On dit que c’est pour les étudier qu’on les enferme. Noble cause qui doit tout de même s’affranchir de 9 heures de spectacle populaire rémunérés avec des poissons morts congelés et quelques médicaments pour combattre la proximité de nos microbes mais admettons. Les 15 heures qui restent, on ne peut prendre le risque de les laisser dans leur magnifique bassin de 44 millions de litres, conçu tout spécialement pour qu’on puisse les voir, au risque qu’un imbécile veuille vraiment aller nager avec et se fasse copieusement dévorer par un gentil mammifère qui voudrait chasser de la viande vivante pour une fois. Alors on les mets dans des enclos plus petits, c’est plus pratique pour les avoir à l’œil parce qu’on les aime et que quand on est soigneur, pardon, dresseur, on sait communiquer avec une orque et ainsi affirmer que ça lui plaît d’être enfermé.

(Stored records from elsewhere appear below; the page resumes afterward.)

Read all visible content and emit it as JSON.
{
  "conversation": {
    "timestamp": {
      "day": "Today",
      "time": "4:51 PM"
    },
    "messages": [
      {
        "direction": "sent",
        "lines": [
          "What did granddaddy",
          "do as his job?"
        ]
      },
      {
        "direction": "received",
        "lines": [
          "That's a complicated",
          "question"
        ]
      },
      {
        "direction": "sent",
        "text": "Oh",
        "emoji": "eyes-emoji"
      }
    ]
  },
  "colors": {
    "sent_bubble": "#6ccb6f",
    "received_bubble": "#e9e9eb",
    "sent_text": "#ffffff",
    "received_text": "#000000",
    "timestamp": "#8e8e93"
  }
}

C’est vrai, soyons raisonnables. Pensez-vous que si on ouvrait un enclos raccordé à la mer en fin de spectacle, cet affectueux mammifère reviendrait au petit matin pour assurer le show ? Il faudrait essayer pour le savoir, ce qui mettrait en péril un business très lucratif. Non, c’est inenvisageable d’autant qu’on n’arrête pas de vous dire que si on les relâchait, puisqu’ils sont nés en captivité, ils ne survivraient pas en liberté. Une orque, ce n’est jamais qu’un animal incapable de vivre en pleine nature sans l’intervention de l’homme, dès qu’il est né, il n’est plus cet être intelligent qui chasse en groupe, de manière coordonnée et capable de communiquer avec ses troupes à des dizaines de kilomètres de distance. Nous même, bipèdes cupides que nous sommes, serions incapables de survivre en société après vingt ans de prison. Ah mais si, on le peut nous...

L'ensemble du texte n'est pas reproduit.